A Carta de Curitiba, documento aprovado por aclamação por mais de 700 participantes da 1ª Conferência Nacional de Unidades de Conservação para a Biodiversidade (UCBio), será enviada às autoridades dos três Poderes com um alerta sobre a proteção de unidades de conservação no Brasil.
O texto, fechado entre 7 e 9 de junho em Curitiba (PR), resume seu apelo numa frase: “Já que a biodiversidade não fala, nós falamos por ela”.

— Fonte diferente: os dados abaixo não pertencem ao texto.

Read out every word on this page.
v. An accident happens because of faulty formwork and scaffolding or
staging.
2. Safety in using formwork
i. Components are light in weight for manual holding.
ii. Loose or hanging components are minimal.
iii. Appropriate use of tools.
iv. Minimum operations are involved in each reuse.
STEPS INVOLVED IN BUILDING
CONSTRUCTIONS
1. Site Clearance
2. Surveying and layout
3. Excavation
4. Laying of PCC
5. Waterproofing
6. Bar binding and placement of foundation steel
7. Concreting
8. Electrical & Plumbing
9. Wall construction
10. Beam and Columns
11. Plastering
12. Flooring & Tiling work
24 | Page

Quem vai receber o documento
Elaborada ao final do encontro promovido pela Rede Nacional Pró Unidades de Conservação em parceria com a Associação Caatinga, a carta seguirá para a Presidência e a Vice-Presidência do Supremo Tribunal Federal (STF), ministros da Corte, Casa Civil, ministérios do Meio Ambiente e da Justiça, presidências do Senado e da Câmara, além de ICMBio, Ibama, Funai, Ministério Público Federal, Tribunais Regionais Federais, governadores e assembleias legislativas estaduais.
O foco do pedido são as unidades de proteção integral — parques, reservas biológicas e estações ecológicas —, categoria mais restrita a usos e impactos humanos e considerada em situação crítica pelos organizadores. A carta cobra do Executivo e do Legislativo orçamento suficiente para a gestão efetiva dessas áreas já protegidas por lei, além de mais criação de novas unidades desse tipo.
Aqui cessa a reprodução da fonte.